Wednesday, September 30, 2009

The Struggle to be Heard about Health Reform

I am in earnest – I will not equivocate – I will not excuse – I will not retreat a single inch, and I will be heard.

William Lloyd Garrison, 1805-1879

William Lloyd Garrison was a journalist, abolitionist, and social reformer. His mission was to emancipate the slaves and to free up people to speak their minds.

Today Garrison would be a passionate spokesperson for health reform. Americans, particularly patients and doctors, are feeling enslaved by government, health plans, the media, and other members of the reigning establishment.

People are mad as hell, as reflected in national poll averages indicating 64% disapprove of Congress and 54% say the country is headed in the wrong direction, and they aren’t going to take it anymore.

In a book just on the market, What Americans Really Want, pollster and communication expert, Frank Luntz, a University of Pennsylvania and Oxford graduate, says people want to be heard. They are finally being heard, he says, through town hall meetings , tea parties gatherings, and massive marches on Washington by the public and the medical profession.

The masses, at least those in the center, being heard is a good thing. It tells us what concerns ordinary Americans. Among other things, according to Luntz, the center is sending these messages, “All we want is to improve our economy. It’s not about health care or nuclear weapons, it’s about jobs.” To the Republicans he says, “No is not the answer.” To the Democrats, he says, “You can’t get it all in one year.” To all, he says, it’s about the freedom to make your frustrations known.
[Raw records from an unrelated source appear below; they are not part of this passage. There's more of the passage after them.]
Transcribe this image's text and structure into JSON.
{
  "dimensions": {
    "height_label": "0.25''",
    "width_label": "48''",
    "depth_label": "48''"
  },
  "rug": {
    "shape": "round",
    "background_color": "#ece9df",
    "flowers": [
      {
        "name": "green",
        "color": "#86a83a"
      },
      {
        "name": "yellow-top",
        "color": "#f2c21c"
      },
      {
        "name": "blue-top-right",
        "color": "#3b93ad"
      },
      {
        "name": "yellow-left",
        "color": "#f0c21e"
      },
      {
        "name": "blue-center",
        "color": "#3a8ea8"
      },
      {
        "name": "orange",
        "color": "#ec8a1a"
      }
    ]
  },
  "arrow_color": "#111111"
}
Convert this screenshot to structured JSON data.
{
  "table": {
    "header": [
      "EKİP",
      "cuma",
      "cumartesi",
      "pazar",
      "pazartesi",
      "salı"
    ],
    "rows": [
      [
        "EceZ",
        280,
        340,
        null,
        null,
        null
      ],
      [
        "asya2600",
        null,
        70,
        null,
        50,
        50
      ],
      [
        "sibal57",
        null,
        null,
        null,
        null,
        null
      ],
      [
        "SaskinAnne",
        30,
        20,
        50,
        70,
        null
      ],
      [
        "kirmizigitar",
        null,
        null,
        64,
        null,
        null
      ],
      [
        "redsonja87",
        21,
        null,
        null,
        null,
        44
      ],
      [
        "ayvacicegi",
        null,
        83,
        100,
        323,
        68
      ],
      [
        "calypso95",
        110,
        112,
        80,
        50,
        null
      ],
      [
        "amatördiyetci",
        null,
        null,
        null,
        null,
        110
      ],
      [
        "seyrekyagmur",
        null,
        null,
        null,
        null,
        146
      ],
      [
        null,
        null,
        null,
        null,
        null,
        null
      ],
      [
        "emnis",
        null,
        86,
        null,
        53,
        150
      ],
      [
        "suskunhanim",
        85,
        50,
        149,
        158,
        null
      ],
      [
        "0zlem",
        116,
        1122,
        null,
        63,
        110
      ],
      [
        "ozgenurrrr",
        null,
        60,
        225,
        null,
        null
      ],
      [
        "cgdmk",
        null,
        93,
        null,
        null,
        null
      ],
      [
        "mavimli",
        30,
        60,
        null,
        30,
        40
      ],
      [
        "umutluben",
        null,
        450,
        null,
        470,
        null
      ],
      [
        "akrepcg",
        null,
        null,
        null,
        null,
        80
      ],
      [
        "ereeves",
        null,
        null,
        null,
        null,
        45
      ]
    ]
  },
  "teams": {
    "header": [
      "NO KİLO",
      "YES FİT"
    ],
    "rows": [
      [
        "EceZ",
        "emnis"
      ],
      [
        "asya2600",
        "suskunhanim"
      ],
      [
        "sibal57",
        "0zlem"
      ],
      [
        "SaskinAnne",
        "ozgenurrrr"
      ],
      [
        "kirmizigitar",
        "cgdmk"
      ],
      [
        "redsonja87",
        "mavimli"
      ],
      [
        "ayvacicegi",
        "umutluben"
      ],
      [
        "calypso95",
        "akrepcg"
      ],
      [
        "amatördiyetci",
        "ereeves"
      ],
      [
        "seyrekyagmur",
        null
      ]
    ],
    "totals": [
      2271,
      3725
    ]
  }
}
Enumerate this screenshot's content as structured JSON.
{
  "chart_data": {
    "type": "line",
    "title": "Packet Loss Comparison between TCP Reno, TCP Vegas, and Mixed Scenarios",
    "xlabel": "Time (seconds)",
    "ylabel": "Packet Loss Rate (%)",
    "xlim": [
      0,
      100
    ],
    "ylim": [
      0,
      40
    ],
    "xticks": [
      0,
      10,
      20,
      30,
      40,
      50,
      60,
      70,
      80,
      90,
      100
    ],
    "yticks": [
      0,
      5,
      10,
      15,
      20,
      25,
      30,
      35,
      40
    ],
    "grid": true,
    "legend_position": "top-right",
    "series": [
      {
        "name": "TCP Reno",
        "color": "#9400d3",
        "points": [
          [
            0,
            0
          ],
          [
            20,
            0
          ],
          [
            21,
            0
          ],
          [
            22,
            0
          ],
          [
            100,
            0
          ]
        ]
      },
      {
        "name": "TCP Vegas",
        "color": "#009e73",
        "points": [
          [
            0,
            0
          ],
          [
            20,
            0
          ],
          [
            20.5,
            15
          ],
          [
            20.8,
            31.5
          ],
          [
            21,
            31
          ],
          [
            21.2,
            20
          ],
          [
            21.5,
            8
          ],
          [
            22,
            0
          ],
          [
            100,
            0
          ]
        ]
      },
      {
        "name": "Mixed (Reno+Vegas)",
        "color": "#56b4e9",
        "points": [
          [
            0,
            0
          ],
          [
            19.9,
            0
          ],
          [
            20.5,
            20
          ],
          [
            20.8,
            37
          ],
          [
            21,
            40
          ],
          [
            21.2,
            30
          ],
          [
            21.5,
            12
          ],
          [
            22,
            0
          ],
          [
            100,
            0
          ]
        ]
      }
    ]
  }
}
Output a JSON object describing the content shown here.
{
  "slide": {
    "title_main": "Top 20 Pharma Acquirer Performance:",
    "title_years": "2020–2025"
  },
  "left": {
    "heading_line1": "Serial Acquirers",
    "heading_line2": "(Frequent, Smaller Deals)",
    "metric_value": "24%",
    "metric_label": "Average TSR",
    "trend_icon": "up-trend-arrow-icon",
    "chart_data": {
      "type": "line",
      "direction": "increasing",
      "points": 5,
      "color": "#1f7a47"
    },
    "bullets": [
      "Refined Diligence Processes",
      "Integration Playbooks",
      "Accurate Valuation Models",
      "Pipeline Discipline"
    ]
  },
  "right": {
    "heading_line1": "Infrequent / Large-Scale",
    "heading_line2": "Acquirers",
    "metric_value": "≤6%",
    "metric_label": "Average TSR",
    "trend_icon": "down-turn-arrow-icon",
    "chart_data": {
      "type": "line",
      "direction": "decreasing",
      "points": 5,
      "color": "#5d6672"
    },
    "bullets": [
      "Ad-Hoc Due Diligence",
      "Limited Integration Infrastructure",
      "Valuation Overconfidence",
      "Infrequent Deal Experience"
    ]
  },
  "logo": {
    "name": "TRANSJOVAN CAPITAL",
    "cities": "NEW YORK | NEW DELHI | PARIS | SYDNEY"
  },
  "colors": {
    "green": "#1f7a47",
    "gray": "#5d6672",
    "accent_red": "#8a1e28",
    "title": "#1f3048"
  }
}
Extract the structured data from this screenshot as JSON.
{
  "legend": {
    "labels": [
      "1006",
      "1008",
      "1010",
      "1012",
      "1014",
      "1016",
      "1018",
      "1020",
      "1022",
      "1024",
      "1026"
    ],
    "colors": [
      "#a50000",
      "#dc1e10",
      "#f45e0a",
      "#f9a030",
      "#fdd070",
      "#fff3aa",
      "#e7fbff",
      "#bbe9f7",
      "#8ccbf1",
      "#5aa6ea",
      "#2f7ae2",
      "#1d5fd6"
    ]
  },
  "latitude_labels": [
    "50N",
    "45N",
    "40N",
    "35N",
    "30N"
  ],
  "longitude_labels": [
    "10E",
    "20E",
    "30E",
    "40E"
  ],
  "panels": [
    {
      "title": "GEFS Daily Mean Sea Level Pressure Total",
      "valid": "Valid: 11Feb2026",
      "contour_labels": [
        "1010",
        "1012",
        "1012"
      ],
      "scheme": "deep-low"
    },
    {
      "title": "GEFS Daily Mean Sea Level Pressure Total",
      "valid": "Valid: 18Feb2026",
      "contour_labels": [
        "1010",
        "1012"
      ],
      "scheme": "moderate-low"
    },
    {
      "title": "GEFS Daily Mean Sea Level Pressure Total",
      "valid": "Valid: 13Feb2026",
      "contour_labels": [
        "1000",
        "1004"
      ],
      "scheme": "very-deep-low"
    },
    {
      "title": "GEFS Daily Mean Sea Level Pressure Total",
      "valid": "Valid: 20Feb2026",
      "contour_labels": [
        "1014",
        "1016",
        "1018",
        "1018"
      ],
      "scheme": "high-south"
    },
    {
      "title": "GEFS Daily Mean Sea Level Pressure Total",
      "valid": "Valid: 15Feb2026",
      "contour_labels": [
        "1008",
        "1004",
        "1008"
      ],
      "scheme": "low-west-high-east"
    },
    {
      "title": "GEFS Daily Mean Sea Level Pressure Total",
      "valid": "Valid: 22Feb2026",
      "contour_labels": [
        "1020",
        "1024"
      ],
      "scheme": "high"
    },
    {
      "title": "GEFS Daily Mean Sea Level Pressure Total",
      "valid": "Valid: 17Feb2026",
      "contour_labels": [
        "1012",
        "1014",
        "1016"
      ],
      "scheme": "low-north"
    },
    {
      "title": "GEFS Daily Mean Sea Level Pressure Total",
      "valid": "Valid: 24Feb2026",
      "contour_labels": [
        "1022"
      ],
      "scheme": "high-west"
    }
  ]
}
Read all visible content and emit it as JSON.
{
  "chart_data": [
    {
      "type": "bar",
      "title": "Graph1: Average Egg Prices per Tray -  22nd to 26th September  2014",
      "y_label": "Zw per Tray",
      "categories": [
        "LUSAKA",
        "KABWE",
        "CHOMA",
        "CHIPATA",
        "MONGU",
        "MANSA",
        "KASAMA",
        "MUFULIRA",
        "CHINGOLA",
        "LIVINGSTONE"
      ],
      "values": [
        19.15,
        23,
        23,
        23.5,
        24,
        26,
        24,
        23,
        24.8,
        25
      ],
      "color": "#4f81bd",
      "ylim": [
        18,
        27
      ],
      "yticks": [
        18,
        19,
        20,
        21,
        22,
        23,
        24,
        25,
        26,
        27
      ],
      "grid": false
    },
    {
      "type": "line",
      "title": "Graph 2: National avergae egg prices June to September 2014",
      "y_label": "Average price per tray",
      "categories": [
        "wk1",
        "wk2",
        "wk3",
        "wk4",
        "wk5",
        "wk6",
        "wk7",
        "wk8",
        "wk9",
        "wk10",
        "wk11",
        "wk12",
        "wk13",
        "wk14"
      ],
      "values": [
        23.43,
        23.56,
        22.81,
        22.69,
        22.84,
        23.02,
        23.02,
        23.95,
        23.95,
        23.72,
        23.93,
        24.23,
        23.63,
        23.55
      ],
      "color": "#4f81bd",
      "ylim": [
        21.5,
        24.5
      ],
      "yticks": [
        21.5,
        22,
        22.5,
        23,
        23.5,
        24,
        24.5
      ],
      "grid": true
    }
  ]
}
Health reform bills now percolating through Congress treat doctors as political nobodies. The bills fail to address tort reform, they either ignore or suppress the strengths of consumer-driven care, they play down the importance of health savings accounts, they do not seem to want to tell people what things really cost, they over-stress unproven savings from EMRs, they treat physicians as government surrogates. and they seek to pay doctors as Medicare and Medicaid rates, which doctors say would drive about 45% of doctors out of practice.

Doctors and patients are struggling to be heard. It is not easy. President Obama dominates the media, and it is hard to break through. If you have a dissenting point of view and you write a letter to the editor of the New York Times, your chances of being published are miniscule. I know. I have tried on countless occasions. The liberal media filter is very effective. A recent study indicated the Times referred to liberal blogs 389 times and conservative blogs 18 times. The other side may be equally biased and filtered. Small wonder that talk radio, cable TV, and bloggers to the left and right chatter – and sometimes even matter.

Up until recently, when the voices of August boomed out and began to be heard, public frustrations were kept at bay. Those days are gone. The public is now engaged. The central issues are freedom.

• to speak your mind

• to choose your doctor or hospital

• to have access to care no matter what your age

• to select your own policy no matter who employs you or in what you state you live

• to have a policy that fits your individual needs rather than those of the community at large

• to have a policy regardless of your pre-existing condition

• to retain a policy regardless of expenses of your disease

• to have health-related deductions whether you are in individual, entrepreneur, or an employee of small or large business

• to have the same plans and benefits that federal employees and Congress members enjoy in the Federal Employee Benefits Program, now 49 years in operation and with the choice of 278 separate plans

• to interact with your doctor without fear of federal intervention into the process.

Dr. Richard Reece’s latest book, Obama, Doctors, and Health Reform ( is available at,, and for $31.95 (hardcover), $21.95 (softcover), and $6.95 (electronic)


Michael Kirsch, M.D. said...

Tort reform? In your dreams. Not with this president or this congress. Even Bush couldn't get it through and he had a GOP majority. What other profession endures a system as oppressive and unfair as the current medical malpractice system? What if lawyers feared a lawsuit every time they lost a case? See under Legal Quality category.

Richard L. Reece, MD said...


You are right, of course. The American Trial Lawyers have a stranglehold on the Democrats, thanks to their lavish campaign financing.